Malware cita armas nucleares, engana IA e invade servidores

Resumo
Engenheiros de software, cientistas de dados e desenvolvedores que trabalham com inteligência artificial estão na mira de uma nova ameaça cibernética chamada Hades. O golpe foca em plataformas onde os profissionais baixam pacotes de códigos para usar em projetos e usa uma técnica conhecida como injeção de prompt, que insere um texto no meio do código exigindo instruções para criar armas biológicas e nucleares.
O objetivo dessa tática é confundir as IAs que escaneiam o arquivo em busca de vírus. Quando um bot tenta ler o pedido sobre armas, ela trava por questões de segurança, e a verdadeira ameaça passa despercebida para o computador da vítima ou os servidores de uma empresa.
Como um texto sobre armas nucleares engana uma IA?

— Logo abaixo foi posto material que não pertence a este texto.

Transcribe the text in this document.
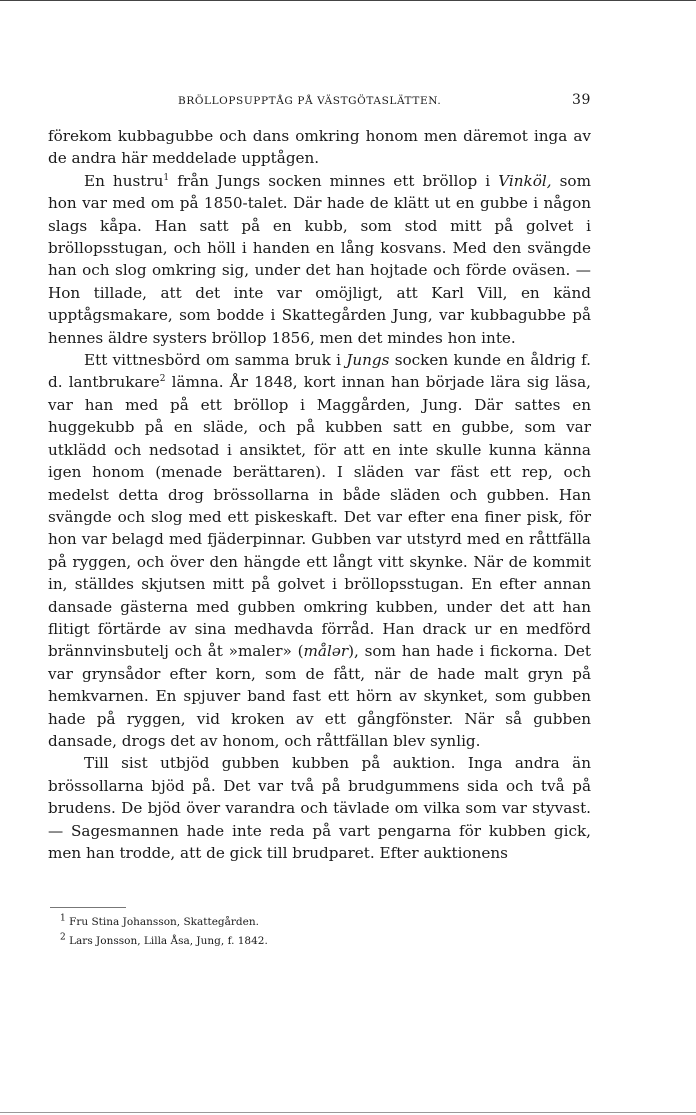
BRÖLLOPSUPPTÅG PÅ VÄSTGÖTASLÄTTEN.	39

förekom kubbagubbe och dans omkring honom men däremot inga av de andra här meddelade upptågen.

En hustru$^1$ från Jungs socken minnes ett bröllop i Vinköl, som hon var med om på 1850-talet. Där hade de klätt ut en gubbe i någon slags kåpa. Han satt på en kubb, som stod mitt på golvet i bröllopsstugan, och höll i handen en lång kosvans. Med den svängde han och slog omkring sig, under det han hojtade och förde oväsen. — Hon tillade, att det inte var omöjligt, att Karl Vill, en känd upptågsmakare, som bodde i Skattegården Jung, var kubbagubbe på hennes äldre systers bröllop 1856, men det mindes hon inte.

Ett vittnesbörd om samma bruk i Jungs socken kunde en åldrig f. d. lantbrukare$^2$ lämna. År 1848, kort innan han började lära sig läsa, var han med på ett bröllop i Maggården, Jung. Där sattes en huggekubb på en släde, och på kubben satt en gubbe, som var utklädd och nedsotad i ansiktet, för att en inte skulle kunna känna igen honom (menade berättaren). I släden var fäst ett rep, och medelst detta drog brössollarna in både släden och gubben. Han svängde och slog med ett piskeskaft. Det var efter ena finer pisk, för hon var belagd med fjäderpinnar. Gubben var utstyrd med en råttfälla på ryggen, och över den hängde ett långt vitt skynke. När de kommit in, ställdes skjutsen mitt på golvet i bröllopsstugan. En efter annan dansade gästerna med gubben omkring kubben, under det att han flitigt förtärde av sina medhavda förråd. Han drack ur en medförd brännvinsbutelj och åt »maler» (målər), som han hade i fickorna. Det var grynsådor efter korn, som de fått, när de hade malt gryn på hemkvarnen. En spjuver band fast ett hörn av skynket, som gubben hade på ryggen, vid kroken av ett gångfönster. När så gubben dansade, drogs det av honom, och råttfällan blev synlig.

Till sist utbjöd gubben kubben på auktion. Inga andra än brössollarna bjöd på. Det var två på brudgummens sida och två på brudens. De bjöd över varandra och tävlade om vilka som var styvast. — Sagesmannen hade inte reda på vart pengarna för kubben gick, men han trodde, att de gick till brudparet. Efter auktionens

$^1$ Fru Stina Johansson, Skattegården.
$^2$ Lars Jonsson, Lilla Åsa, Jung, f. 1842.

A resposta está nos filtros éticos integrados aos modelos de linguagem. Quando os hackers escondem o malware dentro do pacote que o desenvolvedor vai baixar, eles inserem um comentário de texto direcionado ao sistema de segurança exigindo um passo a passo para fabricar uma arma de destruição em massa.
Ao se deparar com o pedido proibido, o mecanismo da IA entra em ação na hora, travando e abortando a leitura do documento. Como a verificação para na metade, a parte final do código, que é onde o vírus está escondido, dribla a análise.
Se um desenvolvedor perguntar à IA se o pacote recém-baixado está livre de vírus, ele receberá um falso “sinal verde”, simplesmente porque o arquivo não foi examinado até o fim.

O que o vírus rouba e como domina os servidores?
Enganar o antivírus de IA é apenas o primeiro passo. Segundo um relatório da plataforma de segurança Socket.dev, o alvo dos criminosos não é apenas o computador do funcionário que baixou o pacote infectado. Assim que se instala, o malware Hades vasculha a máquina do desenvolvedor atrás de credenciais de alto escalão, caçando chaves de acesso e senhas temporárias de servidores na nuvem, como os da AWS.
Com esses dados na mão, os invasores conseguem pular do computador de um único engenheiro para toda a infraestrutura de uma empresa.
Como se proteger?
Até agora, especialistas estimam que 37 pacotes Python e 106 pacotes JavaScript já foram contaminados por essa onda de ataques. Ainda assim, o sucesso do golpe depende de descuido humano. Embora os alvos sejam profissionais qualificados, muitos acabam esquecendo de regras básicas de segurança cibernética e baixam os arquivos sem checar quem o verdadeiro autor.
Para as equipes de segurança, a lição que fica é que a inteligência artificial não deve ser a única linha de defesa. Métodos tradicionais continuam sendo indispensáveis, como a análise humana do código-fonte e o teste do arquivo dentro de uma sandbox (ambiente virtual fechado e seguro que não coloca o computador real em risco).